Eu era também um leitor voraz da ficção científica, um químico e físico amador, interessado por mil e uma coisa, coleccionava pedras, fazia um herbário, juntava cuidadosamente as gotas de mercúrio dos termómetros partidos, usava lentes para estudo dos efeitos de óptica e tirava a pólvora dos "estalinhos" do Carnaval na esperança de construir um foguete que não me fizesse a partida de subir uns metros e cair no chão. Bem tentei, mas nunca consegui. Estava por isso mais que maduro para a Twilight Zone. A gente pensa que é feita por Homero, mas a Twilight Zone, ou o Cavaleiro Andante acabam por ter maior papel.

Um a um, em cada episódio, eu aprendia uma "dimensão" nova da imaginação, no modo como as histórias pegavam num homem comum, num homem qualquer, nos anónimos na multidão anónima e jogava com as suas expectativas, os seus desejos, os seus sonhos, a vida que queriam ter levado e a que levavam, o prémio aos justos e o castigo aos maus - tudo numa dimensão intemporal, "crepuscular", às vezes irónica, onde o tempo e espaço se entrecruzavam, onde tudo no fundo era tão provável como parecia improvável.
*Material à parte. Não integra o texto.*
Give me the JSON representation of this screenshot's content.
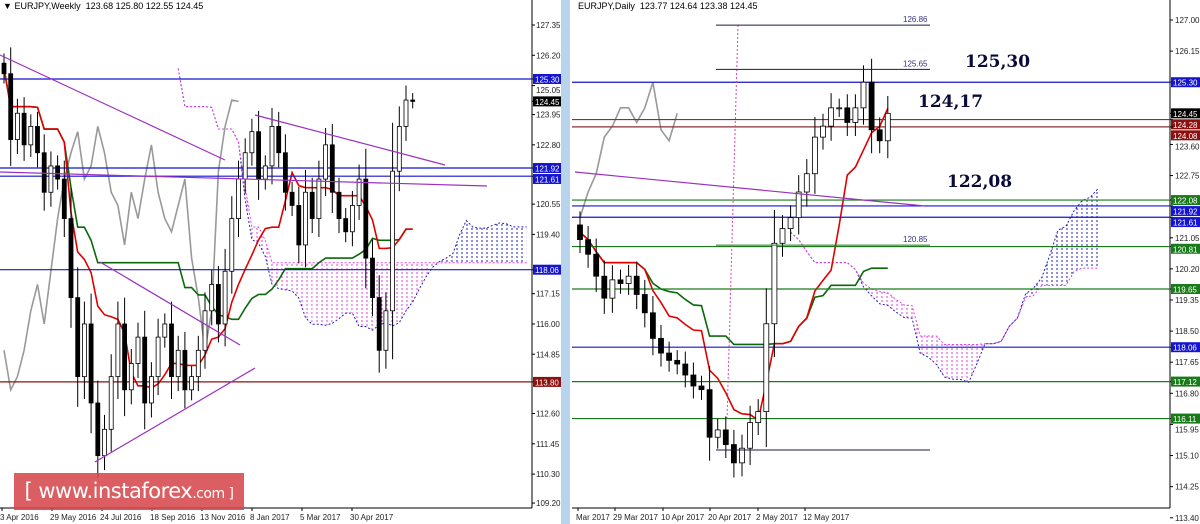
{
  "left": {
    "symbol": "EURJPY,Weekly",
    "ohlc_text": "123.68 125.80 122.55 124.45",
    "price_ticks": [
      "127.35",
      "126.20",
      "125.05",
      "123.95",
      "122.80",
      "120.55",
      "119.40",
      "117.15",
      "116.00",
      "114.85",
      "112.60",
      "111.45",
      "110.30",
      "109.20"
    ],
    "price_tags": [
      {
        "label": "125.30",
        "color": "#1515d0"
      },
      {
        "label": "124.45",
        "color": "#000000"
      },
      {
        "label": "121.92",
        "color": "#1515d0"
      },
      {
        "label": "121.61",
        "color": "#1515d0"
      },
      {
        "label": "118.06",
        "color": "#1515d0"
      },
      {
        "label": "113.80",
        "color": "#8b1010"
      }
    ],
    "date_labels": [
      "3 Apr 2016",
      "29 May 2016",
      "24 Jul 2016",
      "18 Sep 2016",
      "13 Nov 2016",
      "8 Jan 2017",
      "5 Mar 2017",
      "30 Apr 2017"
    ]
  },
  "right": {
    "symbol": "EURJPY,Daily",
    "ohlc_text": "123.77 124.64 123.38 124.45",
    "price_ticks": [
      "127.00",
      "126.15",
      "123.60",
      "122.75",
      "121.05",
      "120.20",
      "119.35",
      "118.50",
      "117.65",
      "116.80",
      "115.95",
      "115.10",
      "114.25",
      "113.40"
    ],
    "price_tags": [
      {
        "label": "125.30",
        "color": "#1515d0"
      },
      {
        "label": "124.45",
        "color": "#000000"
      },
      {
        "label": "124.28",
        "color": "#8b1010"
      },
      {
        "label": "124.08",
        "color": "#8b1010"
      },
      {
        "label": "122.08",
        "color": "#1a7a1a"
      },
      {
        "label": "121.92",
        "color": "#1515d0"
      },
      {
        "label": "121.61",
        "color": "#1515d0"
      },
      {
        "label": "120.81",
        "color": "#1a7a1a"
      },
      {
        "label": "119.65",
        "color": "#1a7a1a"
      },
      {
        "label": "118.06",
        "color": "#1515d0"
      },
      {
        "label": "117.12",
        "color": "#1a7a1a"
      },
      {
        "label": "116.11",
        "color": "#1a7a1a"
      }
    ],
    "fib_levels": [
      "126.86",
      "125.65",
      "120.85"
    ],
    "annotations": [
      "125,30",
      "124,17",
      "122,08"
    ],
    "date_labels": [
      "Mar 2017",
      "29 Mar 2017",
      "10 Apr 2017",
      "20 Apr 2017",
      "2 May 2017",
      "12 May 2017"
    ]
  },
  "logo": {
    "main": "[ www.instaforex",
    "suffix": ".com ]"
  },
  "chart_data": [
    {
      "type": "candlestick",
      "title": "EURJPY,Weekly",
      "ylim": [
        109.2,
        127.35
      ],
      "closes": [
        125.5,
        123,
        124,
        122.8,
        123.5,
        122.5,
        121,
        122,
        121.5,
        120,
        117,
        114,
        116,
        113,
        111,
        112,
        114,
        116,
        113.5,
        114.5,
        115.5,
        113,
        114,
        115.5,
        116,
        114,
        115,
        113.5,
        114,
        115,
        116.5,
        117.5,
        116,
        118,
        120,
        121.5,
        122.5,
        123.3,
        121.5,
        122,
        123.5,
        122.5,
        121,
        120.5,
        119,
        121,
        120,
        121.5,
        122.8,
        121,
        120,
        119.5,
        120.5,
        121.5,
        118.5,
        117,
        115,
        116.5,
        121.8,
        123.5,
        124.5,
        124.45
      ],
      "horizontal_levels": [
        {
          "value": 125.3,
          "color": "#1515d0"
        },
        {
          "value": 121.92,
          "color": "#1515d0"
        },
        {
          "value": 121.61,
          "color": "#1515d0"
        },
        {
          "value": 118.06,
          "color": "#1515d0"
        },
        {
          "value": 113.8,
          "color": "#8b1010"
        }
      ]
    },
    {
      "type": "candlestick",
      "title": "EURJPY,Daily",
      "ylim": [
        113.4,
        127.0
      ],
      "closes": [
        121.0,
        120.6,
        120.0,
        119.4,
        119.9,
        119.8,
        120.0,
        119.5,
        119.0,
        118.3,
        117.9,
        117.7,
        117.6,
        117.3,
        117.0,
        116.9,
        115.6,
        115.8,
        115.4,
        114.9,
        115.3,
        116.0,
        116.3,
        118.7,
        120.9,
        121.3,
        121.6,
        122.3,
        122.8,
        123.8,
        124.1,
        124.6,
        124.6,
        124.2,
        124.6,
        125.3,
        124.0,
        123.7,
        124.45
      ],
      "horizontal_levels": [
        {
          "value": 125.3,
          "color": "#1515d0"
        },
        {
          "value": 124.28,
          "color": "#8b3030"
        },
        {
          "value": 124.08,
          "color": "#8b3030"
        },
        {
          "value": 122.08,
          "color": "#1a7a1a"
        },
        {
          "value": 121.92,
          "color": "#1515d0"
        },
        {
          "value": 121.61,
          "color": "#1515d0"
        },
        {
          "value": 120.81,
          "color": "#1a7a1a"
        },
        {
          "value": 119.65,
          "color": "#1a7a1a"
        },
        {
          "value": 118.06,
          "color": "#1515d0"
        },
        {
          "value": 117.12,
          "color": "#1a7a1a"
        },
        {
          "value": 116.11,
          "color": "#1a7a1a"
        }
      ],
      "fib_levels": [
        126.86,
        125.65,
        120.85
      ]
    }
  ],
  "colors": {
    "tenkan": "#e00000",
    "kijun": "#0a6a0a",
    "chikou": "#999999",
    "cloud_bull": "#2020c0",
    "cloud_bear": "#e040e0",
    "trendline": "#9a30c0"
  }
}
Fiel à época em que foi pensada, escrita e realizada, a Twilight Zone vivia quase sempre de um sentimento só: o medo. O medo de ficar sozinho num planeta deserto noutra galáxia, o medo de estar condenado como Sisifo a repetir os mesmos gestos, acumulando apenas a memória dos mesmos gestos anteriores por toda a eternidade, o medo de acordar todos os dias na cela dos condenados à morte e ser executado da mesma maneira dia após dia, o medo de que o que nos parecia familiar, talvez não fosse tanto assim, o medo dos monstros, o medo das máquinas, o medo do fim do mundo, o medo do que não se entendia, o medo da infância nos adultos, o medo de crescer na infância, o medo do medo. Via-se a Twilight Zone e tirava-se um curso sobre o medo.
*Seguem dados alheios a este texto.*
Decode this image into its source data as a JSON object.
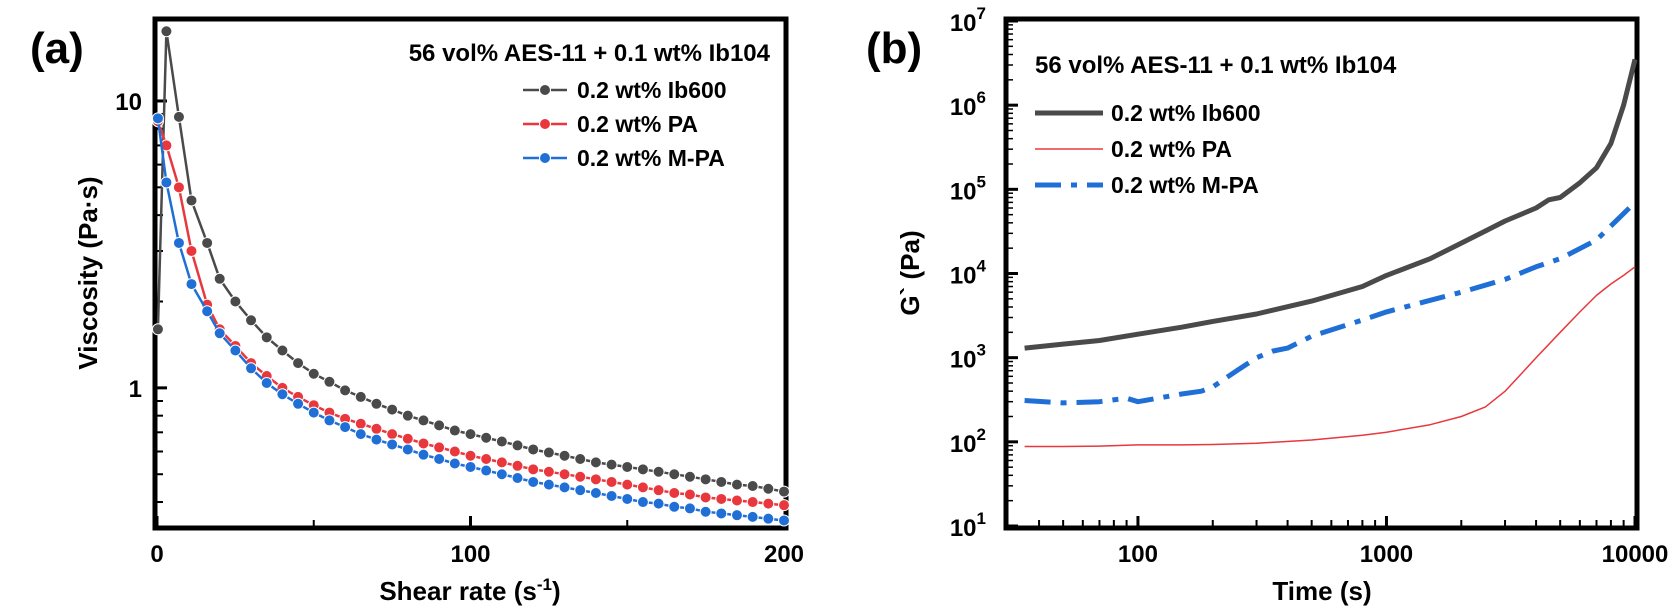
{
  "chart_data": [
    {
      "type": "line",
      "panel_label": "(a)",
      "title": "56 vol% AES-11 + 0.1 wt% Ib104",
      "xlabel": "Shear rate (s",
      "xlabel_sup": "-1",
      "xlabel_tail": ")",
      "ylabel": "Viscosity (Pa·s)",
      "xscale": "linear",
      "yscale": "log",
      "xlim": [
        0,
        200
      ],
      "ylim": [
        0.33,
        19
      ],
      "xticks": [
        0,
        100,
        200
      ],
      "xtick_labels": [
        "0",
        "100",
        "200"
      ],
      "yticks": [
        1,
        10
      ],
      "ytick_labels": [
        "1",
        "10"
      ],
      "legend_position": "top-right",
      "x": [
        0.3,
        3,
        7,
        11,
        16,
        20,
        25,
        30,
        35,
        40,
        45,
        50,
        55,
        60,
        65,
        70,
        75,
        80,
        85,
        90,
        95,
        100,
        105,
        110,
        115,
        120,
        125,
        130,
        135,
        140,
        145,
        150,
        155,
        160,
        165,
        170,
        175,
        180,
        185,
        190,
        195,
        200
      ],
      "series": [
        {
          "name": "0.2 wt% Ib600",
          "color": "#4a4a4a",
          "values": [
            1.6,
            17.5,
            8.8,
            4.5,
            3.2,
            2.4,
            2.0,
            1.72,
            1.5,
            1.35,
            1.22,
            1.12,
            1.05,
            0.98,
            0.93,
            0.88,
            0.84,
            0.8,
            0.77,
            0.74,
            0.71,
            0.69,
            0.67,
            0.65,
            0.63,
            0.61,
            0.595,
            0.58,
            0.565,
            0.55,
            0.54,
            0.53,
            0.52,
            0.51,
            0.5,
            0.49,
            0.48,
            0.47,
            0.46,
            0.455,
            0.445,
            0.435
          ]
        },
        {
          "name": "0.2 wt% PA",
          "color": "#e8383d",
          "values": [
            8.5,
            7.0,
            5.0,
            3.0,
            1.95,
            1.6,
            1.4,
            1.22,
            1.1,
            1.0,
            0.93,
            0.87,
            0.82,
            0.78,
            0.75,
            0.72,
            0.69,
            0.665,
            0.64,
            0.62,
            0.6,
            0.58,
            0.565,
            0.55,
            0.535,
            0.52,
            0.51,
            0.5,
            0.49,
            0.48,
            0.47,
            0.46,
            0.45,
            0.44,
            0.43,
            0.425,
            0.415,
            0.41,
            0.405,
            0.4,
            0.395,
            0.39
          ]
        },
        {
          "name": "0.2 wt% M-PA",
          "color": "#1f6fd6",
          "values": [
            8.7,
            5.2,
            3.2,
            2.3,
            1.85,
            1.55,
            1.35,
            1.17,
            1.04,
            0.95,
            0.88,
            0.82,
            0.77,
            0.73,
            0.69,
            0.66,
            0.635,
            0.61,
            0.585,
            0.565,
            0.545,
            0.53,
            0.515,
            0.5,
            0.485,
            0.47,
            0.46,
            0.45,
            0.44,
            0.43,
            0.42,
            0.41,
            0.4,
            0.395,
            0.385,
            0.38,
            0.37,
            0.365,
            0.36,
            0.355,
            0.35,
            0.345
          ]
        }
      ]
    },
    {
      "type": "line",
      "panel_label": "(b)",
      "title": "56 vol% AES-11 + 0.1 wt% Ib104",
      "xlabel": "Time (s)",
      "ylabel": "G` (Pa)",
      "xscale": "log",
      "yscale": "log",
      "xlim": [
        30,
        10000
      ],
      "ylim": [
        10,
        10000000
      ],
      "xticks": [
        100,
        1000,
        10000
      ],
      "xtick_labels": [
        "100",
        "1000",
        "10000"
      ],
      "yticks": [
        10,
        100,
        1000,
        10000,
        100000,
        1000000,
        10000000
      ],
      "ytick_labels": [
        {
          "base": "10",
          "exp": "1"
        },
        {
          "base": "10",
          "exp": "2"
        },
        {
          "base": "10",
          "exp": "3"
        },
        {
          "base": "10",
          "exp": "4"
        },
        {
          "base": "10",
          "exp": "5"
        },
        {
          "base": "10",
          "exp": "6"
        },
        {
          "base": "10",
          "exp": "7"
        }
      ],
      "legend_position": "top-left",
      "series": [
        {
          "name": "0.2 wt% Ib600",
          "color": "#4a4a4a",
          "style": "solid-thick",
          "x": [
            35,
            50,
            70,
            100,
            150,
            200,
            300,
            500,
            800,
            1000,
            1500,
            2000,
            2500,
            3000,
            4000,
            4500,
            5000,
            6000,
            7000,
            8000,
            9000,
            10000
          ],
          "values": [
            1300,
            1450,
            1600,
            1900,
            2300,
            2700,
            3300,
            4700,
            7000,
            9500,
            15000,
            23000,
            32000,
            42000,
            60000,
            75000,
            80000,
            120000,
            180000,
            350000,
            1000000,
            3500000
          ]
        },
        {
          "name": "0.2 wt% PA",
          "color": "#e8383d",
          "style": "solid-thin",
          "x": [
            35,
            50,
            70,
            100,
            150,
            200,
            300,
            500,
            800,
            1000,
            1500,
            2000,
            2500,
            3000,
            3500,
            4000,
            5000,
            6000,
            7000,
            8000,
            9000,
            10000
          ],
          "values": [
            88,
            88,
            89,
            92,
            92,
            93,
            96,
            105,
            120,
            130,
            160,
            200,
            260,
            400,
            650,
            1000,
            2000,
            3500,
            5500,
            7500,
            9500,
            12000
          ]
        },
        {
          "name": "0.2 wt% M-PA",
          "color": "#1f6fd6",
          "style": "dash-dot",
          "x": [
            35,
            50,
            70,
            90,
            100,
            150,
            180,
            200,
            250,
            300,
            350,
            400,
            500,
            800,
            1000,
            1500,
            2000,
            3000,
            4000,
            5000,
            7000,
            10000
          ],
          "values": [
            310,
            290,
            300,
            330,
            300,
            370,
            400,
            450,
            700,
            1000,
            1200,
            1300,
            1800,
            2800,
            3500,
            4800,
            6000,
            8500,
            12000,
            15000,
            25000,
            70000
          ]
        }
      ]
    }
  ]
}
Para os leitores de ficção científica desses anos, o medo era também um hóspede habitual dos livros da "Argonauta" sobre formas idênticas àquelas com que ele habitava na Twilight Zone. Longe estava o optimismo de Júlio Verne, agora crescia o pessimismo. O que dera a toda esta literatura um impulso inicial fora o medo da guerra nuclear, que gerara desde o verde Godzilla que esmagava cidades japonesas, à "coisa" que se metamorfoseava, perdida nos gelos da Antártida, como uma mensagem antiga do nosso terrível destino. Nessas ficções representava-se o novo terror da época quando se podia prever que, na esquina seguinte, no minuto seguinte, iríamos ser confrontados com o "doomsday", o dia do juízo final.
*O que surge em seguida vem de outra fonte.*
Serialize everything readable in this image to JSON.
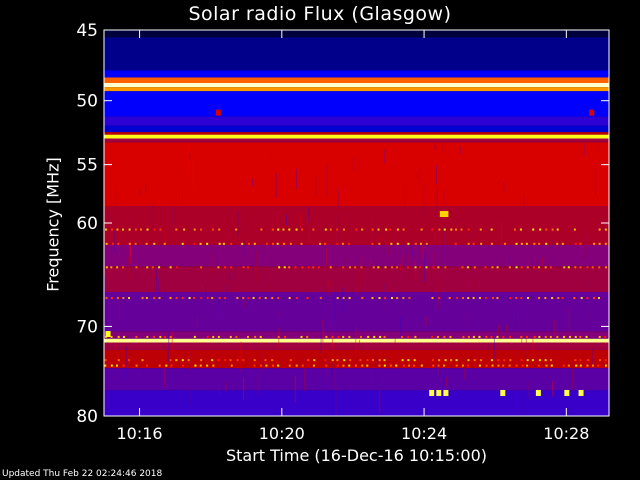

É por tudo isto que as pessoas educadas na Twilight Zone e na colecção "Argonauta" sabem demasiado bem o que significa a visão cada vez mais comum dos homens em trajo espacial branco a tomar banhos de lixívia e a transportar caixas marcadas "biohazard". Leram e viram muitas histórias destas e reconhecem o padrão. Por isso quando se diz que o mundo mudou, na verdade não mudou tanto como isso.

Os medos são tão antigos como a humanidade - em Edgar Allen Poe estão quase todos os medos "fantásticos" dos dias de hoje. O que mudou foi outra coisa: foi o período de sono da razão dos últimos anos, o período em que se pensava que os grandes medos tinham acabado, o período em que as novas gerações europeias (e em parte as americanas), nascidas depois da II Guerra Mundial, achavam que essa coisa de guerras tinham acabado ou existiam apenas nos sítios longínquos do subdesenvolvimento.

Anos e anos de desleixo e conforto europeu, em tudo semelhante às delícias de Cápua que derrotaram Roma, levaram a desarmar exércitos e vontades, a pensar que a economia era tudo e o Estado, o velho Estado que nos sacrifica para nos proteger, tinha acabado. Adormecidos pelos governantes do marketing, acordamos agora com o bang dos aviões e o esvoaçar dos esporos. Agora vivemos dentro da Twilight Zone.